After three years, she no longer recognized herself when she looked in the mirror. She wasn’t certain how it had happened, but she no longer seemed young. At last, on the morning of her twenty-first birthday, March Murray did not go to her window. She never found out whether or not the doves returned that year to nest in the chestnut tree. She didn’t hear the peepers call that spring or smell the mint which grew beside the door. Instead, she packed her suitcase and waited while Mrs. Dale called for a taxi to take her to the airport. Alan had lent March the money for a round-trip ticket to California, but while she was waiting to board, March went into the rest room and tore the return section of the ticket into pieces, then tossed it into the trash.

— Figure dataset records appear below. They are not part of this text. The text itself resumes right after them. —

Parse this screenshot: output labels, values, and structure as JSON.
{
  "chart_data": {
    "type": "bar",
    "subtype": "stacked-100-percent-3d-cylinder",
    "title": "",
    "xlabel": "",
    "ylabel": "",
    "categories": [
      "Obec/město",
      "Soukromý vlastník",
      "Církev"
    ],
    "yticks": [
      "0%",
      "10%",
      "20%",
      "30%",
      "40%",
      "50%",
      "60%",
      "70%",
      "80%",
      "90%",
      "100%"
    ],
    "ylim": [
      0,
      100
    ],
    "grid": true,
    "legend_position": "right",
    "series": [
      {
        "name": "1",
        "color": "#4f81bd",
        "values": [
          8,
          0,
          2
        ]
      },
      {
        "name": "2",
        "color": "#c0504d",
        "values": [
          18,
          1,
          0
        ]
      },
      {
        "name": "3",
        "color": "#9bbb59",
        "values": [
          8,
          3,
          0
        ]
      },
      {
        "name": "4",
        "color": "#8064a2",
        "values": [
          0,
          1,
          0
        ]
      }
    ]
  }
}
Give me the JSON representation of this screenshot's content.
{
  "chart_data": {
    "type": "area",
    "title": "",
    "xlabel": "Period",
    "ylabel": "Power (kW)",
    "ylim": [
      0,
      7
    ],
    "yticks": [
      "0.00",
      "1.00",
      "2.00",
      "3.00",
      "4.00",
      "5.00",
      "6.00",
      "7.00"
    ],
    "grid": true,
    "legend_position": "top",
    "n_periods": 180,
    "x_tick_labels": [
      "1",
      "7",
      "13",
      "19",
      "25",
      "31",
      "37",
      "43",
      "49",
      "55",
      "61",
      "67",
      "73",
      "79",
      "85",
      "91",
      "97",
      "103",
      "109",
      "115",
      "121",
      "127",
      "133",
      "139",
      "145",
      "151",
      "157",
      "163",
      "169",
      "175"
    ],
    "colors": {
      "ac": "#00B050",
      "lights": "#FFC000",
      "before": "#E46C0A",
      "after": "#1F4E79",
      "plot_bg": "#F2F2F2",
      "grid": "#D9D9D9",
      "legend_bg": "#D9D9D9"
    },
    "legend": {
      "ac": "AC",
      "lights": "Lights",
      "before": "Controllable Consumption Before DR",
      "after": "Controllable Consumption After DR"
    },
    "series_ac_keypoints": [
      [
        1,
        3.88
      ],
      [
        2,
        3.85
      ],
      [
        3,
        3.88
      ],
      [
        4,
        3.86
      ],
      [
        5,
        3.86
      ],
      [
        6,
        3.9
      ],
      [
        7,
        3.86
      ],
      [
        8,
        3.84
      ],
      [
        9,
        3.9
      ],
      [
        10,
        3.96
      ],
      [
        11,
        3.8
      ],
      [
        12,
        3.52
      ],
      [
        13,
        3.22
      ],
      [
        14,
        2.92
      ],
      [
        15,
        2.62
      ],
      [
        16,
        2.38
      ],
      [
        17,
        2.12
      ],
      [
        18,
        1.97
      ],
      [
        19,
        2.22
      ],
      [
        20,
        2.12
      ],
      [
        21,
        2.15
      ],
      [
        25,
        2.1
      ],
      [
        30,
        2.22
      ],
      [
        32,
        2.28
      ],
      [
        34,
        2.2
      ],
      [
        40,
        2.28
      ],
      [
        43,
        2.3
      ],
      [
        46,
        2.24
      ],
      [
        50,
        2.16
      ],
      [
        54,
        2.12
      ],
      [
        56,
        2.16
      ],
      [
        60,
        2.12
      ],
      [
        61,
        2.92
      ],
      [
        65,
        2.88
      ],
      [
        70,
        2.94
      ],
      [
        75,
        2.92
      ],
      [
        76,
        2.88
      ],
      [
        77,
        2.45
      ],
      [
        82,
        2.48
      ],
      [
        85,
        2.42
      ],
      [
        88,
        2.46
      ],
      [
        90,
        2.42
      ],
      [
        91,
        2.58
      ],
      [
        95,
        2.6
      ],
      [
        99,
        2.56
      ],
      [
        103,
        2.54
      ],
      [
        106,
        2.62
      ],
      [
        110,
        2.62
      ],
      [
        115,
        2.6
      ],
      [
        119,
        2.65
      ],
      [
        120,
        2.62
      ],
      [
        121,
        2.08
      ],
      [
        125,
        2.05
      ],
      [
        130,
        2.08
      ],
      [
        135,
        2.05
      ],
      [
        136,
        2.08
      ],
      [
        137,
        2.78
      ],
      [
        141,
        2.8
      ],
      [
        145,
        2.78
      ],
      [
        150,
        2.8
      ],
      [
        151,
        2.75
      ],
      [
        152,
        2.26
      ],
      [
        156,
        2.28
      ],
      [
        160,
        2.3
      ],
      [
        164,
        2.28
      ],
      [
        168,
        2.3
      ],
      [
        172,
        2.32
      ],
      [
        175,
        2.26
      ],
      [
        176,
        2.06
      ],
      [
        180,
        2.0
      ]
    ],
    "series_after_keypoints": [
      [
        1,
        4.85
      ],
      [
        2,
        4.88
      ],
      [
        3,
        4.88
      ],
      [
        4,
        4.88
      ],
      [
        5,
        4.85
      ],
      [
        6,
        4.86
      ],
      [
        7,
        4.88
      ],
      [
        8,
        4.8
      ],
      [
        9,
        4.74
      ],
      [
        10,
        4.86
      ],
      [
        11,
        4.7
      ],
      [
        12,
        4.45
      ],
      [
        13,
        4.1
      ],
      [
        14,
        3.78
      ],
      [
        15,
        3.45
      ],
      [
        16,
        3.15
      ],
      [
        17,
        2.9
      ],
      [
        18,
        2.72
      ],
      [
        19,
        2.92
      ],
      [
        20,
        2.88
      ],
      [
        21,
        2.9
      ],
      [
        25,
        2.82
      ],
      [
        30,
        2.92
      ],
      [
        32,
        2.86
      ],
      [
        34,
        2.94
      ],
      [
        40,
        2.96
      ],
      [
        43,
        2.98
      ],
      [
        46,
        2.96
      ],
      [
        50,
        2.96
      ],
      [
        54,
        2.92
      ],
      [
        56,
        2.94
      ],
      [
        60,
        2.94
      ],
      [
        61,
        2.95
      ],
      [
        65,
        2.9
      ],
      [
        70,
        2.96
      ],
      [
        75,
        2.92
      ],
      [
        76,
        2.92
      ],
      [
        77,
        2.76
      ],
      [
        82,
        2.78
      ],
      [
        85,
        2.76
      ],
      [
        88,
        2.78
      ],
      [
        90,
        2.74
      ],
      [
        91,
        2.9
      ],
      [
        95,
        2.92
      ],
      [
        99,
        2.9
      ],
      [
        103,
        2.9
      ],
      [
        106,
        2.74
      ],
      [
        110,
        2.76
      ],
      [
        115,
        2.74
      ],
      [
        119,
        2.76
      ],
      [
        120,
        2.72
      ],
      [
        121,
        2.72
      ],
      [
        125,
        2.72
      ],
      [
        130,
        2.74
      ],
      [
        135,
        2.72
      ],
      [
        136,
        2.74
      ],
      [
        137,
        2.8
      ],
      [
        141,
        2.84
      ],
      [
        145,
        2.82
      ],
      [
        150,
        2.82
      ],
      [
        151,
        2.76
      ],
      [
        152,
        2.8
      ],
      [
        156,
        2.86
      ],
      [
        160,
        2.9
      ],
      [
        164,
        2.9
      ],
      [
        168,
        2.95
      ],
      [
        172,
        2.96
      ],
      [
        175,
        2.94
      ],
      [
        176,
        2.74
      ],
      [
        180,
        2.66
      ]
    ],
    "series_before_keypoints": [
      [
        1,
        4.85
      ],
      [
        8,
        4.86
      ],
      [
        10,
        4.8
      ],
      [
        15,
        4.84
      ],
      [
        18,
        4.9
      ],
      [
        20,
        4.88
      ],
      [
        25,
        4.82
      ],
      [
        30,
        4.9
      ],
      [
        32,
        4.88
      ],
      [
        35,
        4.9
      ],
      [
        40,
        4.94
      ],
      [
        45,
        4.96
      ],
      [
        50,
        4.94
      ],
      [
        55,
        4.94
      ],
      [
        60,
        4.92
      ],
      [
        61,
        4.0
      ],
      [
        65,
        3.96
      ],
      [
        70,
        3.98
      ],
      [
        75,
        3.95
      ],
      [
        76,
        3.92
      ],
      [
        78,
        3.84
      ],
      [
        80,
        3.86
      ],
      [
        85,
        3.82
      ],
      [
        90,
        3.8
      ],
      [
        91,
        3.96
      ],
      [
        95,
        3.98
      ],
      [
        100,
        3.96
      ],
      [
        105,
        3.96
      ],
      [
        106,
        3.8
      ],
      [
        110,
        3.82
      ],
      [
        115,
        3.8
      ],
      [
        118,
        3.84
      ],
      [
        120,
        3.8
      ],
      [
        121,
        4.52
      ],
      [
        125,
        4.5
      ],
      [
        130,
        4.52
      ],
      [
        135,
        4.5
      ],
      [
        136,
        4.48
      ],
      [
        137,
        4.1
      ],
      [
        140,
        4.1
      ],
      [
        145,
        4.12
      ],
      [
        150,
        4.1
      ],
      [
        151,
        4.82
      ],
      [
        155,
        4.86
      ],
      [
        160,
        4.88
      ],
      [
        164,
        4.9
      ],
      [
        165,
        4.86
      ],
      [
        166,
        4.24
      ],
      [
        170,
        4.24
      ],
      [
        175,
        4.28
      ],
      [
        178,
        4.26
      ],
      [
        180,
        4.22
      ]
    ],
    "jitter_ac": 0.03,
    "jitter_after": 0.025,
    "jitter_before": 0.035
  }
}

March had spent a lifetime up in her bedroom, waiting for Hollis, trying to figure out what she’d done wrong. She’s spent another lifetime since as a wife and a mother; she is a completely different person now. Here she is, making up the beds in this cold, empty house on Fox Hill where she hasn’t been for so long. Her hands are quick as she pulls the clean bed linen over the mattress. It was a young girl who came to this bed, one who cried easily and counted stars instead of sheep on nights when she couldn’t sleep. March doesn’t cry now; she’s far too busy for anything like that. Still, there are mornings when she wakes with tears in her eyes. That’s when she knows she’s been dreaming about him. And although she never remembers her dreams, there’s always the scent of grass on her pillow, as if the past were something that could come back to you, if you only wished hard enough, if you were brave enough to call out his name.

3

Every evening at this time, Hollis checks the perimeters of his property. He can do it on foot or in his truck, he can do it blindfolded, if need be. Like any poor relation, he knows precisely what belongs to him. Even those blueberries are his, although it gives him some deep, bitter pleasure to watch the squirrels and raccoons enjoy the fruit. They can eat their fill, as far as Hollis is concerned, without ever once having to beg, as he used to each and every day.